Latin America was not oblivious to the tension Russia underwent in 1991 when a group of Soviet leaders carried out a coup attempt against Mikhail Gorbachev. Argentine analyst Alberto López Girondo explains why the consequences of the event were very important for the region.
Throughout 1991, many republics that were part of the Soviet Union decided to declare independence. The integrity of the Soviet state as it existed for most of the twentieth century was in danger. Then leader, Mikhail Gorbachev, intended to create the Union of Sovereign States, a confederation of a different kind from the USSR, to replace it and keep the countries that were part of it.
But in governing circles, not everyone was in agreement with the project. A group of leaders wanted the USSR to continue as it had been. From August 18 to 21, the self-styled State Committee for the State of Emergency tried to take control of the country.

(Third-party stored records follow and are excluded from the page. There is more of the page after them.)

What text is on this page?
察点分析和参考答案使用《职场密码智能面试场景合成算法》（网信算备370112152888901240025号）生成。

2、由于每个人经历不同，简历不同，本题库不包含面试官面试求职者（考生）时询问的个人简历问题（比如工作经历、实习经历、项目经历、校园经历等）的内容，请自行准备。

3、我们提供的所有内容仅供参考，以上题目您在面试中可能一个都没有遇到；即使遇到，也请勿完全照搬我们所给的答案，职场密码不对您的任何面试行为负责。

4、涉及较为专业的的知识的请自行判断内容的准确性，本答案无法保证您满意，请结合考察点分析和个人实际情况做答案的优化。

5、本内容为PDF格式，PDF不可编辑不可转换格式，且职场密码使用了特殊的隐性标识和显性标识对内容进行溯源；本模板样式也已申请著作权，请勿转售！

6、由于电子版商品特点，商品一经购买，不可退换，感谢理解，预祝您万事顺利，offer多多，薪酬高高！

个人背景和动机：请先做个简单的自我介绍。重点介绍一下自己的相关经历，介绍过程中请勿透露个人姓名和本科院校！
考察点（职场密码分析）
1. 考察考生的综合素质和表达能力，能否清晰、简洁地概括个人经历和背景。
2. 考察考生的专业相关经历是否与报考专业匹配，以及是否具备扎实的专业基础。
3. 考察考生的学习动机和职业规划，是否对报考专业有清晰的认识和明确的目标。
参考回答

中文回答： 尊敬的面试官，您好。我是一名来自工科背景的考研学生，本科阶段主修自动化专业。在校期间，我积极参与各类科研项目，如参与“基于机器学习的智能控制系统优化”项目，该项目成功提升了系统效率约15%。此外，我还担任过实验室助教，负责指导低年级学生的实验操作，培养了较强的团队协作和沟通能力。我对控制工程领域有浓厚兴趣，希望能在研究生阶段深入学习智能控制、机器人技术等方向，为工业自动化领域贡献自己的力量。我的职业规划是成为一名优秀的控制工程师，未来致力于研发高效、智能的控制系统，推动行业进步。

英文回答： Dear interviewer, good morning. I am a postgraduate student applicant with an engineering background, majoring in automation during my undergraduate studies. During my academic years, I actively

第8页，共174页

The coup ended up failing, as Gorbachev was not overthrown thanks to popular mobilization. But his intention to restructure the Union also failed, accelerating the process that led to the collapse of the USSR in December 1991.
“I think Latin America, in the first years of the 21st century, was the only place where they tried to maintain some kind of utopia, but obviously not a socialist revolution. Popular governments tried to maintain a certain defense for the interests of the population, which is currently reversing,” he said.
According to analyst Alberto López Girondo, international editor of the newspaper Tiempo Argentino, those days in August “marked the end” of the country that began to be built after the revolution of 1917.
“In many parts of the world there is still a strong debate about what led to this situation, but in particular it marked the end of the USSR, the end of Gorbachev’s project of framing some kind of openness within the same system. I believe that today we are paying the consequences,” Lopez Girondo said.
The coup attempt of August 1991 was “one of the pieces” in a domino effect that reached the entire planet and whose consequences reached Latin America. Throughout the 1990s, the analyst says, with the disappearance of the Soviet bloc, “the advance of neoliberal policies” increased social inequality and found less resistance.
According to López Girondo, at the center of ideological debates “on the left and in progressive movements around the world” is the analysis of how these forces “begin to adopt policies that are right” when they come to power.
“This is because there is no such great balance, that great beacon that the USSR meant for 70 years, which told the world that there was another alternative,” says the expert.
For López Girondo, after World War II, capitalism tried to adapt to less brutal policies, because there was the USSR, which was only few hundred kilometers from countries like Germany. When the USSR disintegrated, the analyst points out, savagery has returned to the world.
This was visible in the military area, he continued. NATO “lost its raison d’être”, as its adversary, the Warsaw Pact, an alliance of Eastern European countries and the Soviet Union, disappeared. But instead of dissolving, NATO has been advancing, incorporating countries that were once Soviet-dominated.
Europe has also taken advantage of the situation and, with the reunification of Germany, has become one of the strongest players in the world. The European Union, “until then a common market” has advanced in regional integration and created the euro to compete with the dollar, added the analyst.
“All this happened when Europe began to consider that it had won the battle against Russia, – Europe which has always been an enemy of the countries of the center of the continent,” said Lopez Girondo.